Monica Crawford featured in Philadelphia Inquirer: Achieving good nutrition during cancer treatments



When it comes to nutrition and cancer, most information is directed toward preventing the disease. But what  if you already have cancer and are being treated for it, whether with surgery, chemotherapy, radiation therapy, or perhaps all three?

Although there have been improvements in managing side effects with medications, there are still those which remain that make it difficult to eat well during and following treatments. Poor nutrition can leave patients too weak to tolerate treatment. As many as 20 percent of cancer patients actually die from the effects of malnutrition, rather than from the cancer itself.

While many cancers can lead to malnutrition some of the highest risk patients I see are those with cancers of the head and neck or gastrointestinal tract.

One of the biggest barriers to eating is a change in sense of taste, also called dysgeusia. With this condition, various patients have told me that food tastes like cardboard, fish tank water, rusty nails, or overly sweet or salty.

One example of such a patient was Stuart* who had cancer at the base of his tongue. He was treated with 6 weeks of radiation therapy to the tongue, combined with concurrent weekly chemotherapy. Chemotherapy, as well as radiation therapy to the head and neck, can both affect taste buds.

At a follow up visit after completing treatment, he complained of severe dry mouth, known as xerostomia, as well as the complete absence of a sense of taste, which was very discouraging to him. Although Stuart was declared cancer-free, his inability to taste foods was affecting his desire to eat and his quality of life. Unfortunately, the sense of taste following radiation to the tongue can take months to years to return, and in some cases never returns completely.

Other conditions can also hinder good nutrition. Without adequate saliva, taste can be altered. Patients can also experience mouth ulcers or thrush, a fungal infection of the mouth that can impact taste.
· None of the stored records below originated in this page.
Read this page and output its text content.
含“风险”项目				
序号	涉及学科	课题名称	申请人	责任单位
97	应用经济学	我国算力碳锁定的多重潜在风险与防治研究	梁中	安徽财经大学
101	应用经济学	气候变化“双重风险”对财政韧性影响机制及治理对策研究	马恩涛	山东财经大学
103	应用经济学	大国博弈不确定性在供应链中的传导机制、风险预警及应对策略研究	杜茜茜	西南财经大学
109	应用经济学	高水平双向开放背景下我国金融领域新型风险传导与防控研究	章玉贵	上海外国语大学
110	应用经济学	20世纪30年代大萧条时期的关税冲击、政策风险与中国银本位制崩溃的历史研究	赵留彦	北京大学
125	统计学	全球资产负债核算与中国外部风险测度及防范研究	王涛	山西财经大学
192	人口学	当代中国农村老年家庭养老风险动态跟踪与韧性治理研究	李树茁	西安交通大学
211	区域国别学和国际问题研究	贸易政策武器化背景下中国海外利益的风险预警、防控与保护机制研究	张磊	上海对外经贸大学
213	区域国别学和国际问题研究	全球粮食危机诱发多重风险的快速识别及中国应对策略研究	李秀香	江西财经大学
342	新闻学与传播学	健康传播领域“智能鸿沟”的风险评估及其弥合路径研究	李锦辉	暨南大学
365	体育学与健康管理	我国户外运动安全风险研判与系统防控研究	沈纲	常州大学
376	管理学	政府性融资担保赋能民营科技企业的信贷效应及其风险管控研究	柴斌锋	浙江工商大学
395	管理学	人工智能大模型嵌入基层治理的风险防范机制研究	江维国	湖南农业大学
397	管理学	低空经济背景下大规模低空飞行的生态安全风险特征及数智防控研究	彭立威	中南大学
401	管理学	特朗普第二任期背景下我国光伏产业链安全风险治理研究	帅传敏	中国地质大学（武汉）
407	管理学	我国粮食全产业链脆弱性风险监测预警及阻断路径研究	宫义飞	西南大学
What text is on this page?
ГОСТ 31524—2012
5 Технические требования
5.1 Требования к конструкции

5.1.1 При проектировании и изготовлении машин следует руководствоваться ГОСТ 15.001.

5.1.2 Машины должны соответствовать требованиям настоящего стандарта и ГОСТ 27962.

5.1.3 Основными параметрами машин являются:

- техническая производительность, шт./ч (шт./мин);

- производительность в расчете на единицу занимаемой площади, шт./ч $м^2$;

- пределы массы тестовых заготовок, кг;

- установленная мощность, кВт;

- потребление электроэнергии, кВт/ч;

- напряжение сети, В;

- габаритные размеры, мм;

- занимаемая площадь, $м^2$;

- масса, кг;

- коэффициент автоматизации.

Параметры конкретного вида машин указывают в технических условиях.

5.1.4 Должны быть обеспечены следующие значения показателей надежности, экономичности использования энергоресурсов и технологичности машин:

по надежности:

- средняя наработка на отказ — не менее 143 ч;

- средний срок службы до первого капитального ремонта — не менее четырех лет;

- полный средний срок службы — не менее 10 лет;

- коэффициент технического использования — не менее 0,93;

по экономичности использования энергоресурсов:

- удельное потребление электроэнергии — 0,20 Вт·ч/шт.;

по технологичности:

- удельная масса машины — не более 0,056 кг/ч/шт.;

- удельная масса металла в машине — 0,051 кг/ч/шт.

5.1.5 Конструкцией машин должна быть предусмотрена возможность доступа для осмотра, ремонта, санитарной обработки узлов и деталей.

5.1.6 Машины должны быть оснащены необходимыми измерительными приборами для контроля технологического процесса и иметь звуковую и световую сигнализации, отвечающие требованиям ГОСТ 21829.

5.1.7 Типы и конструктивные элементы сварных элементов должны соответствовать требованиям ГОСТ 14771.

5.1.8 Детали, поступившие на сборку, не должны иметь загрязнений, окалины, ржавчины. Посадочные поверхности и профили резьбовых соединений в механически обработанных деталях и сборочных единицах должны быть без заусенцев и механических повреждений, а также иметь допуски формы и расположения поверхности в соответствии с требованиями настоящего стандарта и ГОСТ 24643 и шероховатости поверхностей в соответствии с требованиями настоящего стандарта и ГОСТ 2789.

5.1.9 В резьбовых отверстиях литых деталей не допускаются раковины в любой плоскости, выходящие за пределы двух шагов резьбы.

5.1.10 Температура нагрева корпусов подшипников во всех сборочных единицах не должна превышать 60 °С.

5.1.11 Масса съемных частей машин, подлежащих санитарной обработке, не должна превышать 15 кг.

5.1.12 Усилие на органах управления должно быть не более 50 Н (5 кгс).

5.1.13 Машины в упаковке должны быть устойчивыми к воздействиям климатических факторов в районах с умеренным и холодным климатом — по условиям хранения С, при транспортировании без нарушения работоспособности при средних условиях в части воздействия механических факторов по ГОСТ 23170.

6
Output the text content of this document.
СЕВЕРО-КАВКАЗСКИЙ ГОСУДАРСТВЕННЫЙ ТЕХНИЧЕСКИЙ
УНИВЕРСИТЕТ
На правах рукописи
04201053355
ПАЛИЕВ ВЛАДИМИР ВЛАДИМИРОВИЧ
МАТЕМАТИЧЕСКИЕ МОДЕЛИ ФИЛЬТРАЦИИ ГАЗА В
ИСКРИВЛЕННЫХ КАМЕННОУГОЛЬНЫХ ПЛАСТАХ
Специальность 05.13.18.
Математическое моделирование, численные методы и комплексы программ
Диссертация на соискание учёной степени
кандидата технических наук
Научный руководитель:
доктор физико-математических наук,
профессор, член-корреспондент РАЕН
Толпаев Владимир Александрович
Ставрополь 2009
I met with Stuart several times to offer suggestions and encouragement. We discussed various strategies to help him stay well-nourished and stop his weight loss, while awaiting his sense of taste to improve as he healed from his treatment. Some of my recommendations included:

•                As long as there are no mouth sores, use tart or sour foods (lemon, lime, vinegar, tomato sauce), which can often be tasted even with dysgeusia.

•                Season foods with herbs/spices, marinades, such as basil, oregano, or barbecue sauce.

•                Try eating with plastic utensils to decrease any metallic taste.

•                Experiment with different foods that you do not normally eat, and save the ones you do love for when you’re feeling better, so that you don’t get turned off to them forever because they taste “wrong” during  treatment.

•                Drink liquids with a straw to bypass taste buds.

•                Practice good oral hygiene. Choose only mouthwashes that are alcohol-free. Rinse frequently with 1 quart of warm water + 1 teaspoon baking soda + 1 tablespoon salt.

  • Suck on a sugar-free hard candy prior to meals to help stimulate saliva and taste buds.

Another patient, Wendy*, who was being treated for metastatic pancreatic cancer, suffered from loss of appetite and weight loss. There are many reasons for loss of appetite, also called anorexia, in cancer patients. The cancer itself can sometimes rob a person of a desire to eat, or cause them to feel full much faster, which we call “early satiety.” Anti-cancer treatments and fatigue can take away a patient’s appetite as well. Wendy’s loss of appetite was triggered by early satiety, fatigue, as well as a side effect from chemotherapy.  At less than 5 feet tall, over the course of a year of treatment, she struggled to take in enough nutrition, and her weight dropped from 80 lbs down to a dangerous 60 lbs.

Among the strategies I recommended: 

•                Eat small, frequent, high-calorie, high-protein meals on a schedule, at least 6 times a day. Eat when it is time to eat, rather than waiting until you feel hungry. Look at nutrition as part of continued treatment, similar to taking a prescribed medication. Eat for fuel, remembering that our bodies need nutrition to function.

•                Plan moderate physical activity like walking to stimulate appetite.

.                 Graze on ready-to-eat, healthy, high-calorie, high-protein snacks at hand.  These could include such items as protein shakes or bars, yogurt, trail mix, peanut butter crackers, cheese stick, hard-boiled eggs, hummus, and custards.

  • Supplement with high-calorie, high-protein shakes or smoothies between meals if unable to eat enough to maintain weight. Often it is easier to drink liquids than eat solids when appetite is decreased.

Side effects are common during anti-cancer therapies. Dysgeusia and anorexia are two conditions that can lead to decreased intake and weight loss if not addressed. Adequate nutritional status can improve strength, immune function, and treatment tolerance. Nutritional strategies can help manage many side effects, and improve quality of life.

*Names have been changed.

Source: “Eating Hints: Before, During, and After Cancer Treatment,” from the National Cancer Institute.

Monica H. Crawford in an outpatient oncology dietician at the, Sidney Kimmel Cancer Center at Thomas Jefferson University.